Jain Hospital Canteen – yes, it is in a hospital, no that’s not weird. It’s clean, and cheap, and across the road from work. This is where you’ll get that two curry and roti for 60 cents. It’s a bit of a process to order, but once you’ve figured it out, it’s worth elbowing through the throng to take your turn giving your order to the guy taking the money, getting your bit of paper to take over to the kitchen to hand to one of the staff who’ll dish it up and hand your delicious lunch over. Then you stand around one of the tall tables and eat with your hands. They also serve delicious coffee here in little tiny glass cups. Yum.
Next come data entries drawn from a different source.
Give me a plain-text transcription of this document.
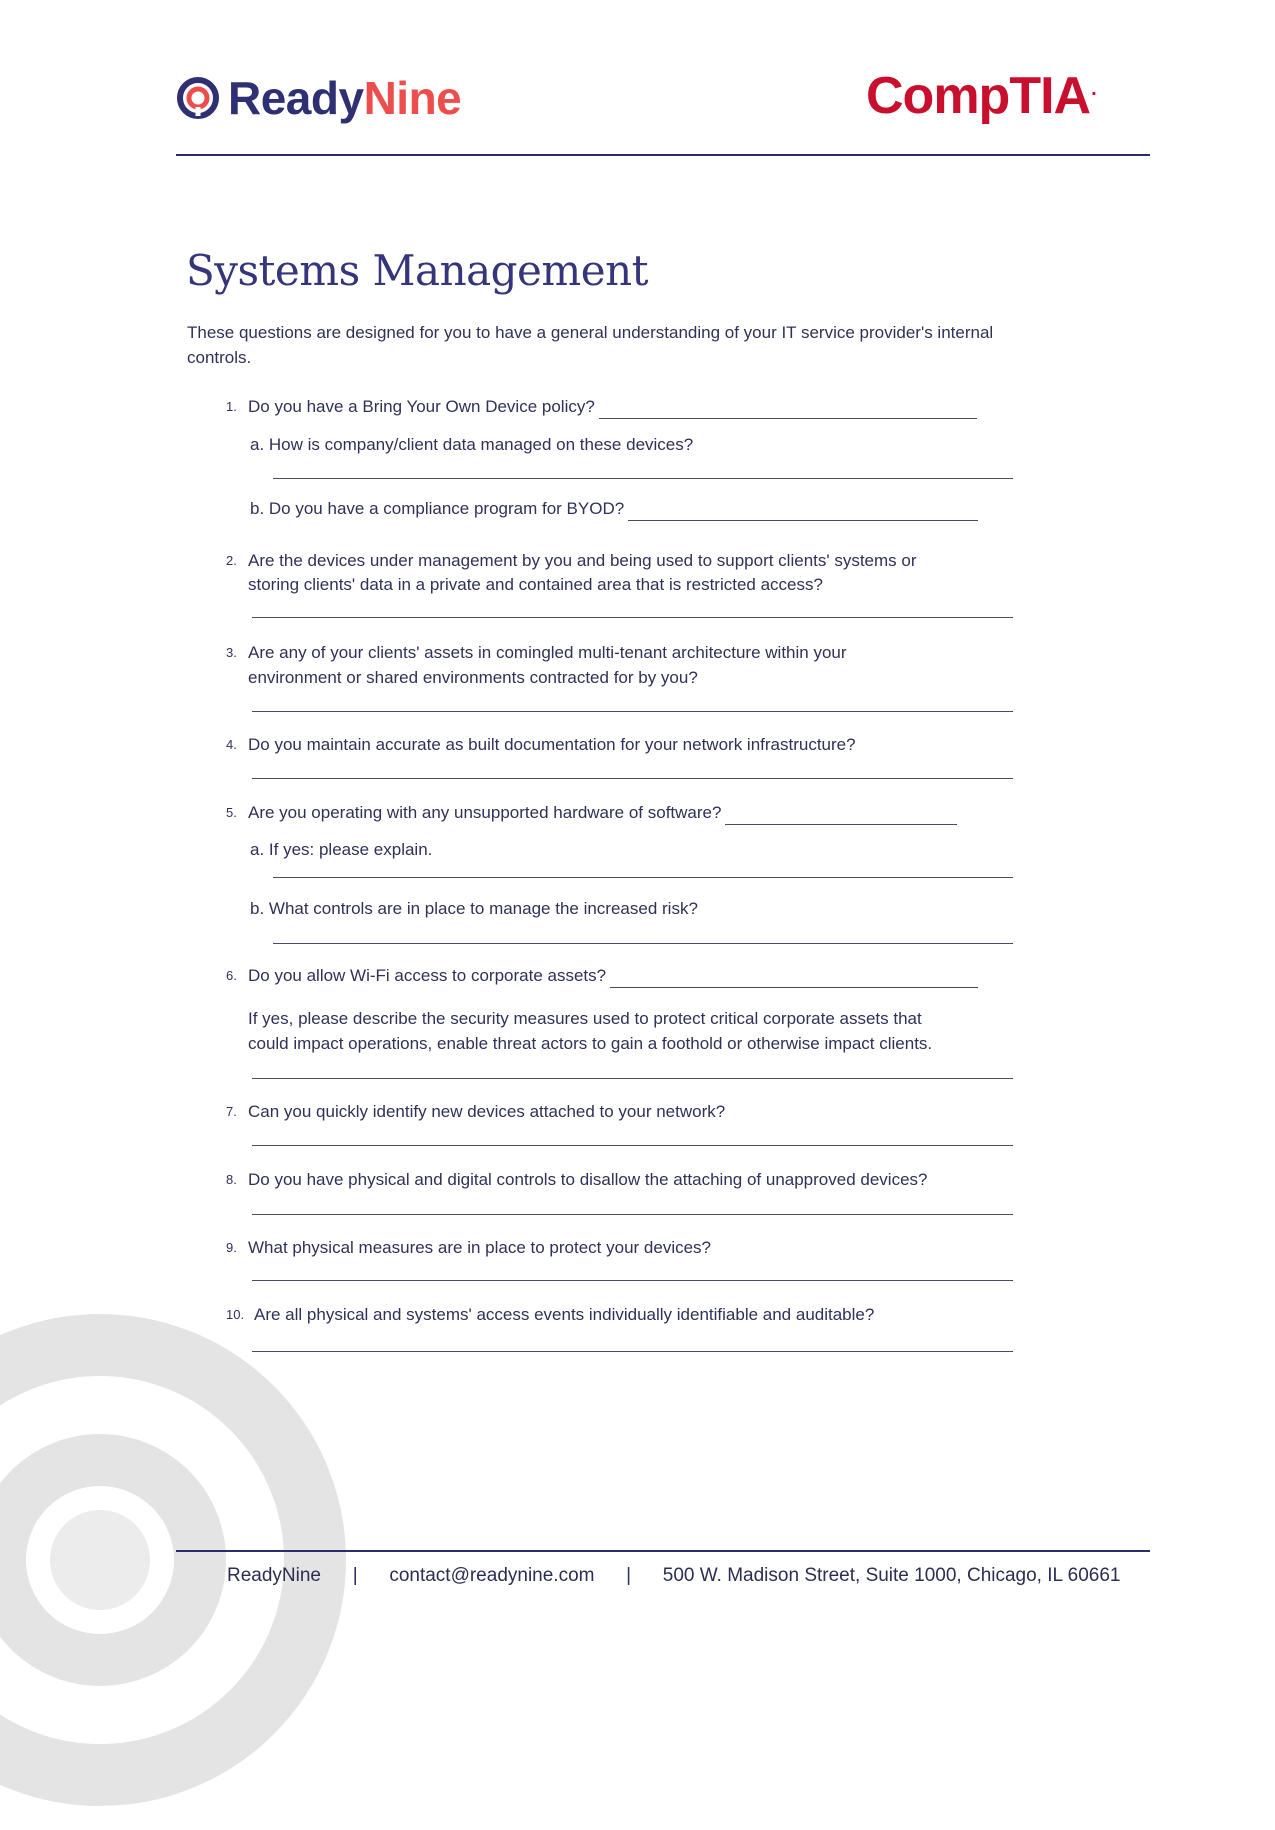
Ready Nine	CompTIA.
Systems Management
These questions are designed for you to have a general understanding of your IT service provider's internal controls.
1. Do you have a Bring Your Own Device policy?
a. How is company/client data managed on these devices?
b. Do you have a compliance program for BYOD?
2. Are the devices under management by you and being used to support clients' systems or
storing clients' data in a private and contained area that is restricted access?
3. Are any of your clients' assets in comingled multi-tenant architecture within your
environment or shared environments contracted for by you?
4. Do you maintain accurate as built documentation for your network infrastructure?
5. Are you operating with any unsupported hardware of software?
a. If yes: please explain.
b. What controls are in place to manage the increased risk?
6. Do you allow Wi-Fi access to corporate assets?
If yes, please describe the security measures used to protect critical corporate assets that
could impact operations, enable threat actors to gain a foothold or otherwise impact clients.
7. Can you quickly identify new devices attached to your network?
8. Do you have physical and digital controls to disallow the attaching of unapproved devices?
9. What physical measures are in place to protect your devices?
10. Are all physical and systems' access events individually identifiable and auditable?
ReadyNine | contact@readynine.com | 500 W. Madison Street, Suite 1000, Chicago, IL 60661
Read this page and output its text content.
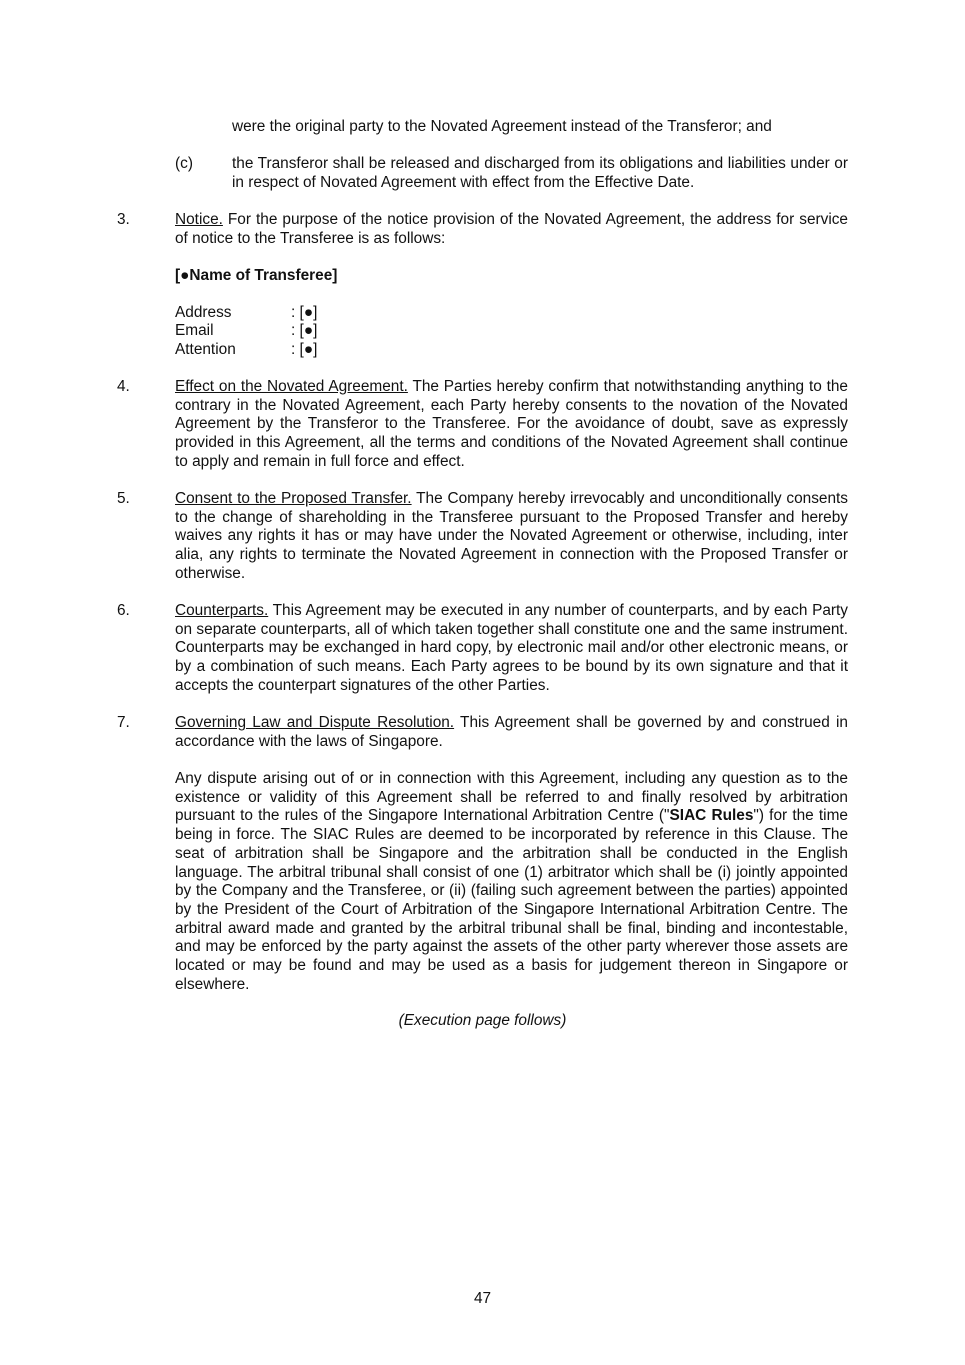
were the original party to the Novated Agreement instead of the Transferor; and
(c)	the Transferor shall be released and discharged from its obligations and liabilities under or in respect of Novated Agreement with effect from the Effective Date.
3.	Notice. For the purpose of the notice provision of the Novated Agreement, the address for service of notice to the Transferee is as follows:
[●Name of Transferee]
Address	: [●]
Email	: [●]
Attention	: [●]
4.	Effect on the Novated Agreement. The Parties hereby confirm that notwithstanding anything to the contrary in the Novated Agreement, each Party hereby consents to the novation of the Novated Agreement by the Transferor to the Transferee. For the avoidance of doubt, save as expressly provided in this Agreement, all the terms and conditions of the Novated Agreement shall continue to apply and remain in full force and effect.
5.	Consent to the Proposed Transfer. The Company hereby irrevocably and unconditionally consents to the change of shareholding in the Transferee pursuant to the Proposed Transfer and hereby waives any rights it has or may have under the Novated Agreement or otherwise, including, inter alia, any rights to terminate the Novated Agreement in connection with the Proposed Transfer or otherwise.
6.	Counterparts. This Agreement may be executed in any number of counterparts, and by each Party on separate counterparts, all of which taken together shall constitute one and the same instrument. Counterparts may be exchanged in hard copy, by electronic mail and/or other electronic means, or by a combination of such means. Each Party agrees to be bound by its own signature and that it accepts the counterpart signatures of the other Parties.
7.	Governing Law and Dispute Resolution. This Agreement shall be governed by and construed in accordance with the laws of Singapore.
Any dispute arising out of or in connection with this Agreement, including any question as to the existence or validity of this Agreement shall be referred to and finally resolved by arbitration pursuant to the rules of the Singapore International Arbitration Centre ("SIAC Rules") for the time being in force. The SIAC Rules are deemed to be incorporated by reference in this Clause. The seat of arbitration shall be Singapore and the arbitration shall be conducted in the English language. The arbitral tribunal shall consist of one (1) arbitrator which shall be (i) jointly appointed by the Company and the Transferee, or (ii) (failing such agreement between the parties) appointed by the President of the Court of Arbitration of the Singapore International Arbitration Centre. The arbitral award made and granted by the arbitral tribunal shall be final, binding and incontestable, and may be enforced by the party against the assets of the other party wherever those assets are located or may be found and may be used as a basis for judgement thereon in Singapore or elsewhere.
(Execution page follows)
47
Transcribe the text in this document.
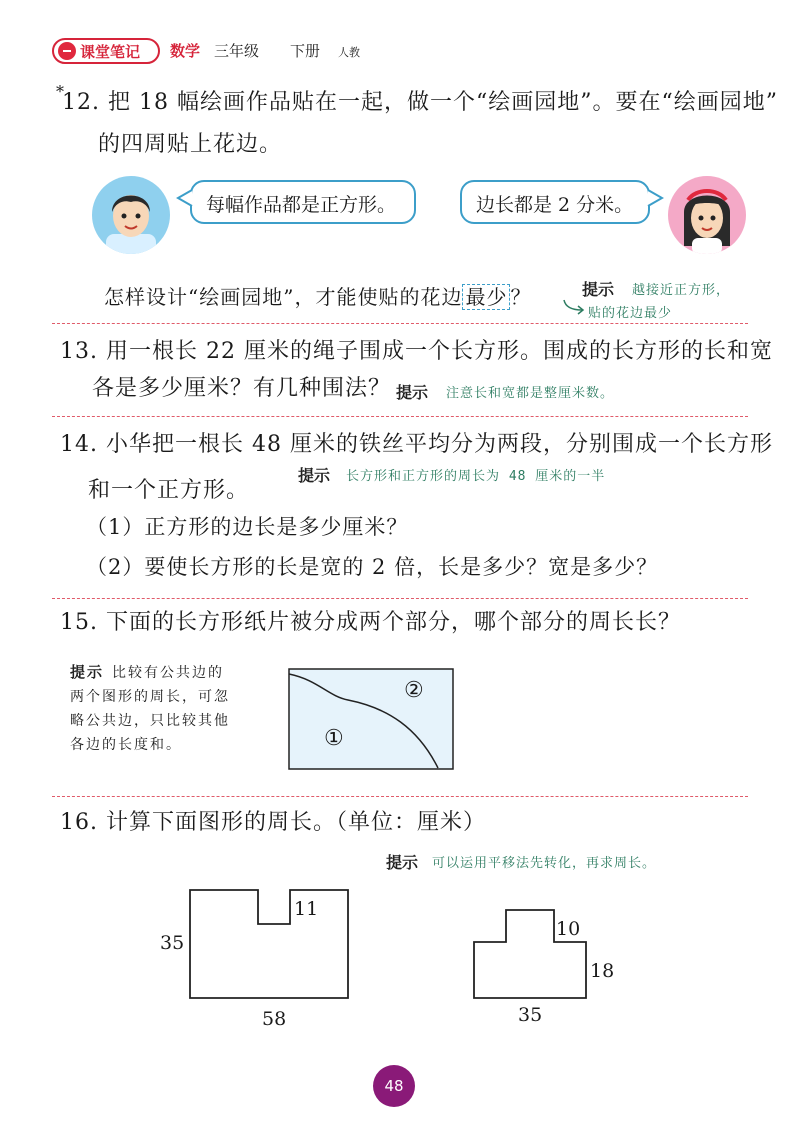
课堂笔记 数学 三年级 下册 人教
*
12. 把 18 幅绘画作品贴在一起，做一个“绘画园地”。要在“绘画园地”
的四周贴上花边。
每幅作品都是正方形。	边长都是 2 分米。
怎样设计“绘画园地”，才能使贴的花边 最少 ？	提示 越接近正方形，
贴的花边最少
13. 用一根长 22 厘米的绳子围成一个长方形。围成的长方形的长和宽
各是多少厘米？有几种围法？ 提示 注意长和宽都是整厘米数。
14. 小华把一根长 48 厘米的铁丝平均分为两段，分别围成一个长方形
提示 长方形和正方形的周长为 48 厘米的一半
和一个正方形。
（1）正方形的边长是多少厘米？
（2）要使长方形的长是宽的 2 倍，长是多少？宽是多少？
15. 下面的长方形纸片被分成两个部分，哪个部分的周长长？
提示 比较有公共边的
两个图形的周长，可忽
略公共边，只比较其他
各边的长度和。
②
①
16. 计算下面图形的周长。（单位：厘米）
提示 可以运用平移法先转化，再求周长。
35
11
58
10
18
35
48
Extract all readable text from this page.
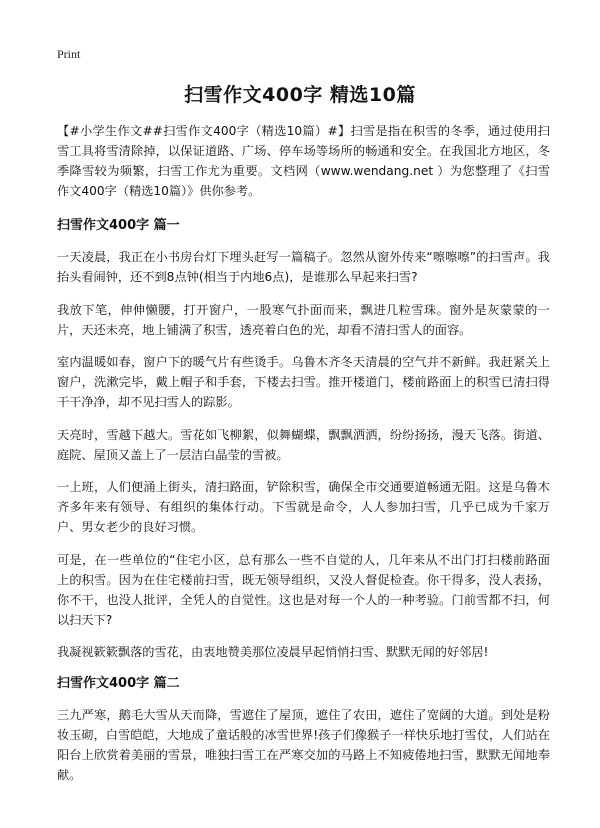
Print
扫雪作文400字 精选10篇

【#小学生作文##扫雪作文400字（精选10篇）#】扫雪是指在积雪的冬季，通过使用扫雪工具将雪清除掉，以保证道路、广场、停车场等场所的畅通和安全。在我国北方地区，冬季降雪较为频繁，扫雪工作尤为重要。文档网（www.wendang.net ）为您整理了《扫雪作文400字（精选10篇）》供你参考。

扫雪作文400字 篇一

一天凌晨，我正在小书房台灯下埋头赶写一篇稿子。忽然从窗外传来“嚓嚓嚓”的扫雪声。我抬头看闹钟，还不到8点钟(相当于内地6点)，是谁那么早起来扫雪?

我放下笔，伸伸懒腰，打开窗户，一股寒气扑面而来，飘进几粒雪珠。窗外是灰蒙蒙的一片，天还未亮，地上铺满了积雪，透亮着白色的光，却看不清扫雪人的面容。

室内温暖如春，窗户下的暖气片有些烫手。乌鲁木齐冬天清晨的空气并不新鲜。我赶紧关上窗户，洗漱完毕，戴上帽子和手套，下楼去扫雪。推开楼道门，楼前路面上的积雪已清扫得干干净净，却不见扫雪人的踪影。

天亮时，雪越下越大。雪花如飞柳絮，似舞蝴蝶，飘飘洒洒，纷纷扬扬，漫天飞落。街道、庭院、屋顶又盖上了一层洁白晶莹的雪被。

一上班，人们便涌上街头，清扫路面，铲除积雪，确保全市交通要道畅通无阻。这是乌鲁木齐多年来有领导、有组织的集体行动。下雪就是命令，人人参加扫雪，几乎已成为千家万户、男女老少的良好习惯。

可是，在一些单位的“住宅小区，总有那么一些不自觉的人，几年来从不出门打扫楼前路面上的积雪。因为在住宅楼前扫雪，既无领导组织，又没人督促检查。你干得多，没人表扬，你不干，也没人批评，全凭人的自觉性。这也是对每一个人的一种考验。门前雪都不扫，何以扫天下?

我凝视簌簌飘落的雪花，由衷地赞美那位凌晨早起悄悄扫雪、默默无闻的好邻居!

扫雪作文400字 篇二

三九严寒，鹅毛大雪从天而降，雪遮住了屋顶，遮住了农田，遮住了宽阔的大道。到处是粉妆玉砌，白雪皑皑，大地成了童话般的冰雪世界!孩子们像猴子一样快乐地打雪仗，人们站在阳台上欣赏着美丽的雪景，唯独扫雪工在严寒交加的马路上不知疲倦地扫雪，默默无闻地奉献。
Dolce, off Cunningham Rd – a little bit of Europe with yummy light bites and a mouth watering dessert case with pastries, tarts and cakes for well under a $1 each.

Koshys, St Marks Rd – There’s a bit of a weird vibe here, but good for a homey comfort meal, especially if you’re like me and from an English family. This place is clinging on to the colonial days with it’s British table settings and menu with baked beans, cucumber sandwiches and fish and chips. Koshy’s was established pre-independence and apparently hasn’t changed much since then which explains why the decor has a sort of stuffiness to it, but it’s quaint, cosy, and very dignified old chap, jolly good and all that!

Koshys Restaurant
Koshys Restaurant

That’s the round up for week one; no doubt there will be many more new favourite food places discovered in the coming weeks.